The soft, non-cognitive curriculum is neither soft, nor non-cognitive, nor a curriculum.
One afternoon I met a fifth grade teacher grading papers and writing report cards in a café. When I greeted him he didn’t say “Hi,” but waving Maya’s report card in the air said: “Now this is what a model student looks like.”
“What’s so great?” I asked.
“Maya always loves a challenge.”
“What about all the other items on the report card?”
“If you take on challenges, everything else falls into place. Her academic strengths and weaknesses don’t really matter that much.”
Research continues to show what this teacher and other practitioners have known for many decades; i.e. that measures of academic achievement are not the predictors of success. Rather the predictors of success are a set of skills that many today are calling (improperly) “soft skills” or “non-cognitive skills.”
In Mind in the Making, for instance, Ellen Galinsky presents “The Seven Essential Life Skills Every Child Needs.” Looking at the Table of Contents one finds one can’t argue. If we were hiring—for whatever occupation—we would want someone who could (1) focus and control themselves, (2) take other perspectives, (3) make connections, (4) communicate, (5) think critically, (6) take on challenges, and (7) love learning. Whether you are playing four square on the playground or working with a partner in the science lab, whether you are a salesperson or the marketing director of a corporation, an administrator or an administrative assistant, a board member or a parent volunteer, these skills are essential. If you were looking for partners for a project, you would want them to have these abilities.

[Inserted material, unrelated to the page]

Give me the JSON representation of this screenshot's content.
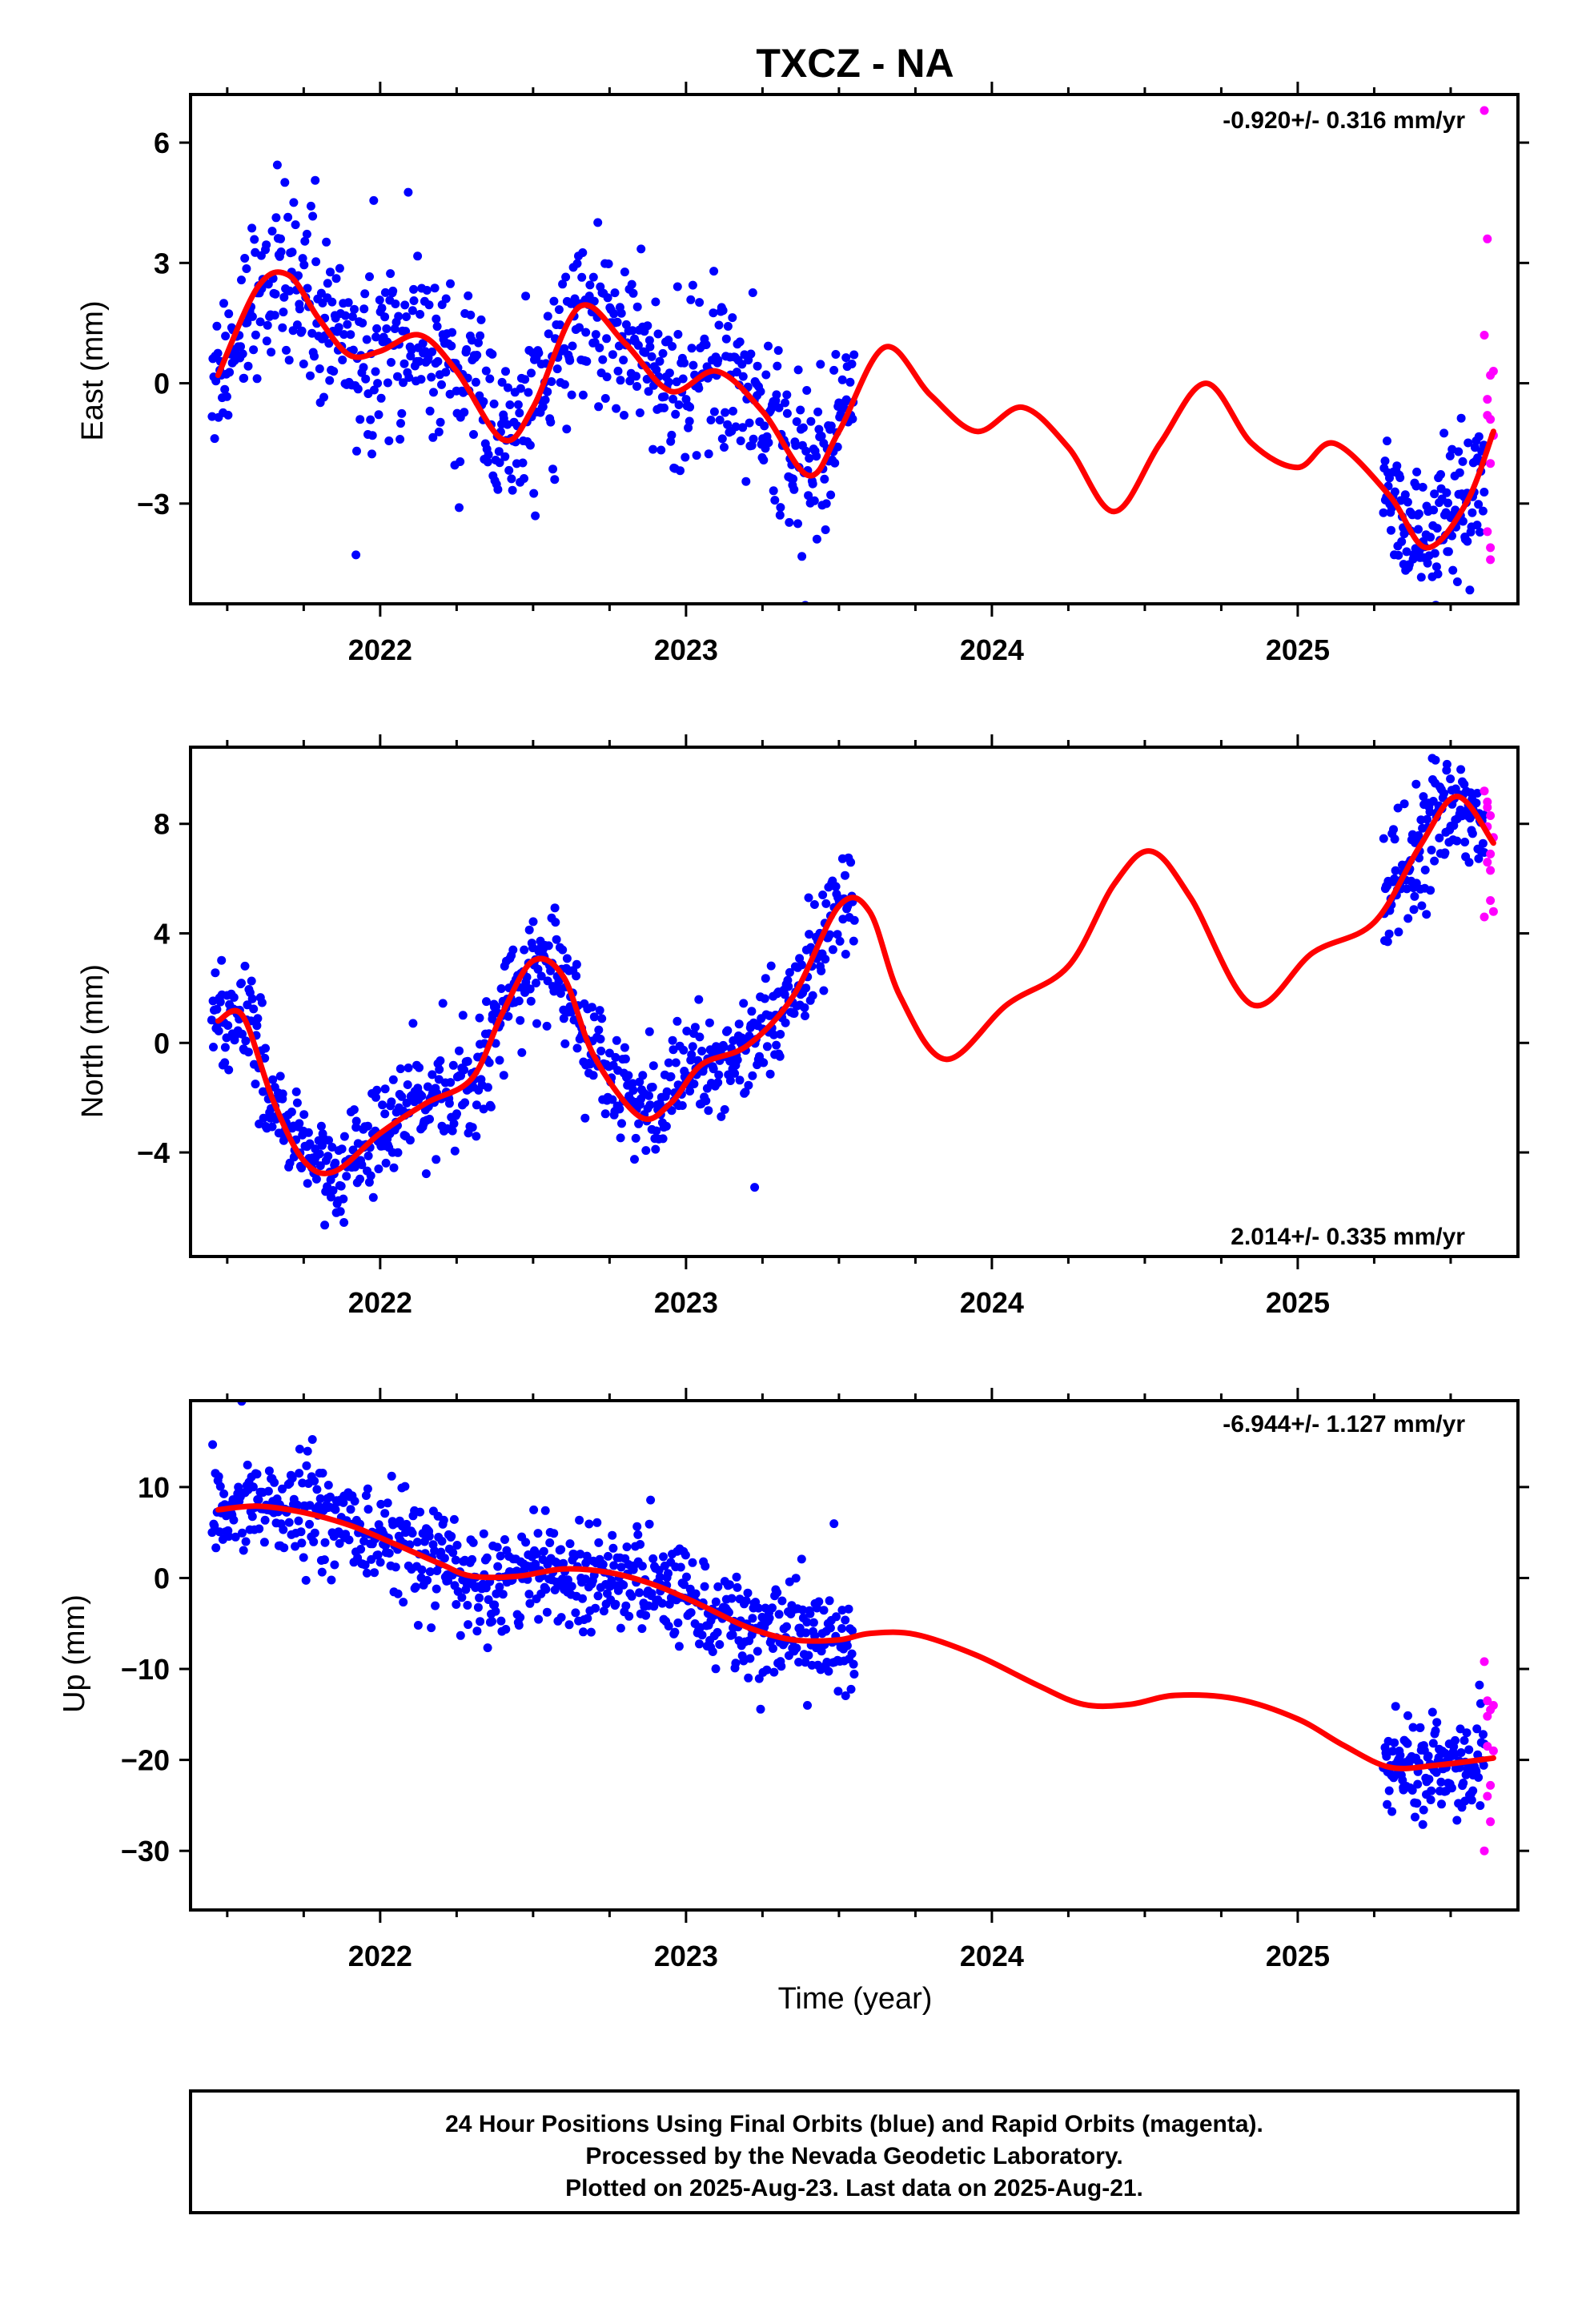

Indeed, “everything else falls into place” for those who love a challenge because the ability to take on challenges is centered in the decision-making center of the brain along with the other six abilities. Each of these seven skillsets is a manifestation of a well-developed prefrontal cortex, the part of the brain that makes choices, sets goals, designs solutions, makes hypotheses, tests them, and makes judgments about truth, beauty and justice.
In a third grade class in Johns Hill School most of the children are at their desks writing, but one group of students who finished their work are sitting on the floor at the back of the room playing a game with 20 white dice each of which has a different word on each of its six faces. Bailey has just made a sentence: “the cute wife gave a soft laugh.” But two of the other players dispute it as a valid sentence. Janice insists that “soft laugh” doesn’t quite work. Henry, the scorekeeper tends to think Janice has a point and suggests that Bailey could make it work if it were “the soft wife gave a cute laugh.” All four immediately agree and Henry puts a seven in Bailey’s column on the scorecard.
Henry rolls the dice and starts a new sentence. Janice says, “The subject’s fine, but what’s the predicate?” All four of them suggest possibilities to Henry who eventually comes up with “I like to hear your face laugh” before the sand finishes running through the three minute timer.
The game progresses gracefully through constant conflict:
“You can’t flip the dice to other sides to find other words.”
“I’ll give you 3 for the first three words, because that’s a sentence, but the rest doesn’t make sense.”
“Bailey’s in the lead. 7 + 10 = 17.”
“You don’t know that; we haven’t totaled everything yet.”
The ability of these children to collaborate is remarkable. Rarely have I seen a group of adults disagree as often as these four 8-year-olds in such a friendly, mutually supportive way. Each child is a decision-maker in competition with three other decision-makers, and nobody gets mad.
Taking on challenges, controlling yourself, changing perspective, connecting, communicating, thinking critically, and creative learning—these Seven C’s are at least as important as the 3 R’s, and there’s nothing “soft” or “non-cognitive” about them. It’s time to call them The Hard Curriculum. The state tests evaluate schools based on the written curriculum, but life and the students evaluate schools on their ability to deliver The Hard Curriculum because the latter is what makes the difference between success and failure in life.
Whether the written curriculum uses the common core standards of the current educational reform effort or the No-Child-Left-Behind standards of the last one doesn’t really matter much, because mastering The Hard Curriculum does not depend on what is taught, but how it is taught. Moreover, you can’t teach to this test because the pre-frontal cortex builds its capacity while engaged in self-directed, internally motivated problem-solving and decision-making.